Unease over the import of foreign alcohol and tobacco still hangs like a haze over the sin industry. In part because of the desire to protect local brands, the government is still reluctant to let in foreign beer or wine, sources confirm.
Though the Ministry of Commerce said it would allow wine imports earlier this year, retailers want to broaden the appeal of their shelves. U Myo Min Aung, spokesperson for the Myanmar Retailers’ Association, has pointed out that his members have to supply 300 outlets and 22 supermarkets. But he said that, under pressure from the Tax Advisory Board and the commerce ministry, those stores stopped selling beer and other liquors in February.
MRA executive member U Aung Naing Myint, who owns a retail shop in Mandalay, said many foreign brands of alcohol on sale in retail chains were illegal and had no tax labels. “The liquor market is booming,” he said. “It’s also illegal.”
MRA members pressed for permission to import wine last month, but the ministry is still considering the proposal, he said. This entails checking bottles against code numbers to verify authenticity, and fakes amid the vodka and the scotch from across the border keep turning up, he said,
“Mobile teams don’t normally raid shops or warehouses. They stop deliveries en route, and they usually find foreign beer,” he said.
Ruby Mart in Kyauktada township, which is owned by Myanma Economic Holdings Ltd, stopped selling foreign brands, including Chang and other illegal imported beers, last year.

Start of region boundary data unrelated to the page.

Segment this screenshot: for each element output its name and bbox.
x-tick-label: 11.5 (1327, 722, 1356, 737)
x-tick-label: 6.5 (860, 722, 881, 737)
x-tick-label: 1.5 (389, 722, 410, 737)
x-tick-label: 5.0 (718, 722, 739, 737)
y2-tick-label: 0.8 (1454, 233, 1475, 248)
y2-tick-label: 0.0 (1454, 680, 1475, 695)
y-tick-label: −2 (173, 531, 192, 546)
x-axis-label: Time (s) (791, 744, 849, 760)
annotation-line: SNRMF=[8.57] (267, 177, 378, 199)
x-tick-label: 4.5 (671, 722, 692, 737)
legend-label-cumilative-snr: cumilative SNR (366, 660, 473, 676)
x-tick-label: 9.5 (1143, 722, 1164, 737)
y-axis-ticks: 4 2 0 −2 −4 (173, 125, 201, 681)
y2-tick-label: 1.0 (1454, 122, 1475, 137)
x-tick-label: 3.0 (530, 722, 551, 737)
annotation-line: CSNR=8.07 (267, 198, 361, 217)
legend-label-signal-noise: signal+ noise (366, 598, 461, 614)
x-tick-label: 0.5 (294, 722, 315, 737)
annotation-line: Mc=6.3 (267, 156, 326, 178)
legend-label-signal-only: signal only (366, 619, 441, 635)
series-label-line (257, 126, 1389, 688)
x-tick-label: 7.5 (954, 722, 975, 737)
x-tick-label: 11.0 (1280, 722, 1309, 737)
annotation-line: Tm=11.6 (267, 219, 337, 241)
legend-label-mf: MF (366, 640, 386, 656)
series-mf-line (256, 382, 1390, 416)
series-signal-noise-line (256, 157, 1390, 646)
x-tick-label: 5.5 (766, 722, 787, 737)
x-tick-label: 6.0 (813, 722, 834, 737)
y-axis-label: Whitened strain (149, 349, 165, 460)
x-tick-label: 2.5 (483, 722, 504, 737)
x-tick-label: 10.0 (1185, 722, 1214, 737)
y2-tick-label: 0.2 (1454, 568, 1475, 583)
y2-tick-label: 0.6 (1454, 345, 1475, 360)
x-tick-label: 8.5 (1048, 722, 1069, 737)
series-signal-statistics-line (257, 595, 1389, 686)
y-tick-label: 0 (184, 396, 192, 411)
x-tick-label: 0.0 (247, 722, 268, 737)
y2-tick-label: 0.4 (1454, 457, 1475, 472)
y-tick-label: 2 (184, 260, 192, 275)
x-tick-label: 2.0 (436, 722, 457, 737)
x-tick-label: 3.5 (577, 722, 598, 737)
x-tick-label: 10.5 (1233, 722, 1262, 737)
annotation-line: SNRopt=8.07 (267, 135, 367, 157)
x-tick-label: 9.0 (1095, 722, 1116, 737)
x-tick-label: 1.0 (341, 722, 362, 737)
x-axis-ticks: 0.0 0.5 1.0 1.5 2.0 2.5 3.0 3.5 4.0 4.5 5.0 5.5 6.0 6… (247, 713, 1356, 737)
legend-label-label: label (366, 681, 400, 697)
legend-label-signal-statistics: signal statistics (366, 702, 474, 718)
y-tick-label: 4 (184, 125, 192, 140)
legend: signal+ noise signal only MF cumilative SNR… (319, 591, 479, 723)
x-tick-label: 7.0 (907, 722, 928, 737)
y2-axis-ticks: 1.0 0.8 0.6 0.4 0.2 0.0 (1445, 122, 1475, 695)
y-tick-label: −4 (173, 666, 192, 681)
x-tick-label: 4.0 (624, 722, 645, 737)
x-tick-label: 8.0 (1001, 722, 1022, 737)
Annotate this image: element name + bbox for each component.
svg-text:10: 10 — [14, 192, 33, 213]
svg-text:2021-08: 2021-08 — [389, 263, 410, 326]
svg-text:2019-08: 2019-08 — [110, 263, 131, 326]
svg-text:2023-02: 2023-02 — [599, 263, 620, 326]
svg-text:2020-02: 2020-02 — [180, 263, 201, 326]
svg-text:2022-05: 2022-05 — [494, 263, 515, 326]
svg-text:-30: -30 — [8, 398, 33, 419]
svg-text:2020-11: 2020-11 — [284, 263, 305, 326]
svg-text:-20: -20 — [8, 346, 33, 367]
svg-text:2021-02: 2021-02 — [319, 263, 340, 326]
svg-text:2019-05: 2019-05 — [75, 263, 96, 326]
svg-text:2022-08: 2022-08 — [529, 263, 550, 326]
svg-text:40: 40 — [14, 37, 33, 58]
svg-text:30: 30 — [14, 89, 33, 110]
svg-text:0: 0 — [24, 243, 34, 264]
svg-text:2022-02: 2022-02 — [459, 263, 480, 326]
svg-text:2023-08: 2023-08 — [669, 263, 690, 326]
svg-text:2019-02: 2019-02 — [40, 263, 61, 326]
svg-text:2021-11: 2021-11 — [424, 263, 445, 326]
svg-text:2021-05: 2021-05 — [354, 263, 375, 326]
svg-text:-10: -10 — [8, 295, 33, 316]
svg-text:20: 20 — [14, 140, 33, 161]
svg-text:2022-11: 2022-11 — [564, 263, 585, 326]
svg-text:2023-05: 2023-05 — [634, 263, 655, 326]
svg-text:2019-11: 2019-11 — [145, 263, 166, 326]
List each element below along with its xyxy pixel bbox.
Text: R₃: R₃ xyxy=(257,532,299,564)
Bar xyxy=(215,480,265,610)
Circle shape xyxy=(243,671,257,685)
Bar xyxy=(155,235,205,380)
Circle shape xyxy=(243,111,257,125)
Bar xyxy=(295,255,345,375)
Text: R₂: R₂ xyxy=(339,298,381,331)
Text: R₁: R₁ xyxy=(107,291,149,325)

U Win Myint, director of the Ministry of Commerce, said they held a workshop with suppliers and retailers in July about how to open up the market for liquors and cigarettes, but so far without much in the way of results.
“The discussion [on whether to allow more exports or not] is still confidential. It’s not going to happen any time soon even if they do allow it, because we also have to think about the downside,” he said.
Meanwhile, the ministry’s journal Commerce this week reported that a mobile team had seized a lorry carrying about 4100 bottles of illegally imported alcohol to Yangon from Thailand by way of Myawaddy. Another story concerns a team that seized motorcycles ferrying about 180 cases of beer from Thailand to upper Myanmar.
U Win Myint said the mobile teams targeted products that dodged taxes or licence fees, usually on the road to their markets in Yangon and Mandalay.
Chang is a favourite brand in Myanmar and cheaper than others without tax charges, about K550 for a small can compared to not less than K750 for other brands.